There is something narcotic about the language now used to sell war…
There is something narcotic about the language now used to sell war.
Listen carefully to the rhetoric coming from Donald Trump and his attack dog, Pete Hegseth, and you notice a troubling potency to it. The words are small. Brutal. Blunt, punchy syllables delivered directly into the bloodstream of modern media.
Iran bad. America strong. Strike hard. Victory big.
Its messages are for people who can process an infinite stream of content but struggle heroically with a complete sentence.
This language asks you not to think, but to feel instantly. It’s the clean, muscular certainty of a story with heroes and villains. War translated into the grammar of the attention economy and propaganda redesigned for the age of TikTok. Pre-chewed rhetoric for a culture that now consumes geopolitics: emotionally, and preferably in under ten seconds.

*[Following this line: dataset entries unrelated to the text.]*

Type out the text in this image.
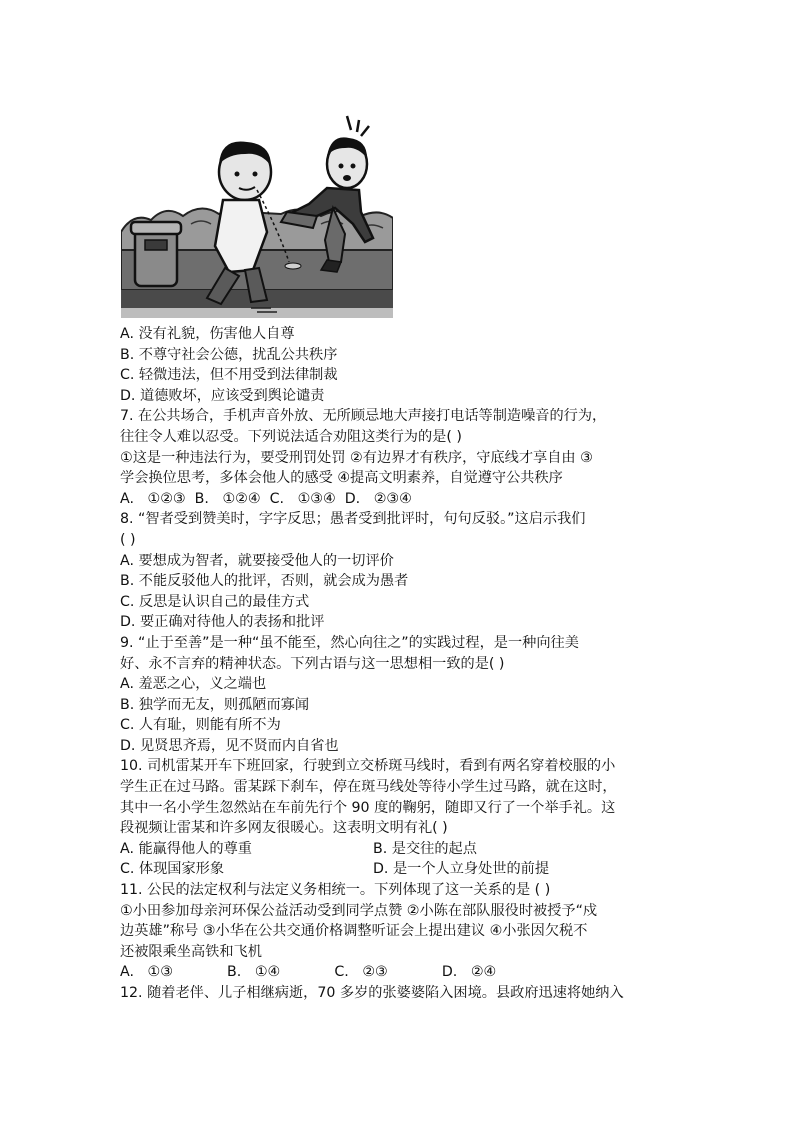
A. 没有礼貌，伤害他人自尊
B. 不尊守社会公德，扰乱公共秩序
C. 轻微违法，但不用受到法律制裁
D. 道德败坏，应该受到舆论谴责
7. 在公共场合，手机声音外放、无所顾忌地大声接打电话等制造噪音的行为，
往往令人难以忍受。下列说法适合劝阻这类行为的是( )
①这是一种违法行为，要受刑罚处罚 ②有边界才有秩序，守底线才享自由 ③
学会换位思考，多体会他人的感受 ④提高文明素养，自觉遵守公共秩序
A.   ①②③  B.   ①②④  C.   ①③④  D.   ②③④
8. “智者受到赞美时，字字反思；愚者受到批评时，句句反驳。”这启示我们
( )
A. 要想成为智者，就要接受他人的一切评价
B. 不能反驳他人的批评，否则，就会成为愚者
C. 反思是认识自己的最佳方式
D. 要正确对待他人的表扬和批评
9. “止于至善”是一种“虽不能至，然心向往之”的实践过程，是一种向往美
好、永不言弃的精神状态。下列古语与这一思想相一致的是( )
A. 羞恶之心，义之端也
B. 独学而无友，则孤陋而寡闻
C. 人有耻，则能有所不为
D. 见贤思齐焉，见不贤而内自省也
10. 司机雷某开车下班回家，行驶到立交桥斑马线时，看到有两名穿着校服的小
学生正在过马路。雷某踩下刹车，停在斑马线处等待小学生过马路，就在这时，
其中一名小学生忽然站在车前先行个 90 度的鞠躬，随即又行了一个举手礼。这
段视频让雷某和许多网友很暖心。这表明文明有礼( )
A. 能赢得他人的尊重	B. 是交往的起点
C. 体现国家形象	D. 是一个人立身处世的前提
11. 公民的法定权利与法定义务相统一。下列体现了这一关系的是 ( )
①小田参加母亲河环保公益活动受到同学点赞 ②小陈在部队服役时被授予“戍
边英雄”称号 ③小华在公共交通价格调整听证会上提出建议 ④小张因欠税不
还被限乘坐高铁和飞机
A.   ①③            B.   ①④            C.   ②③            D.   ②④
12. 随着老伴、儿子相继病逝，70 多岁的张婆婆陷入困境。县政府迅速将她纳入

But listen again to the verbs. That is where the real seduction lives.
“Crush”. “Destroy”. “Eliminate”. “Take out”.
This is less the elegant rhetoric of the diplomat and more the bodily threat of the street thug. The language of fists, fury, and domination. Words designed to land in the gut before the mind can wander into awkward territory, such as history, consequences or the inconvenient fragility of human life.
The result is a strange cultural mutation: war narrated less like history and more like spectacle. And somewhere in the process, something profoundly human has been lost. The moral gravity one hears in the speeches of Winston Churchill. Even when Churchill stirred courage, the words acknowledged the abyss ahead. War was not theatre; it was sacrifice. Blood, exhaustion, and grief were delivered to families one telegram at a time.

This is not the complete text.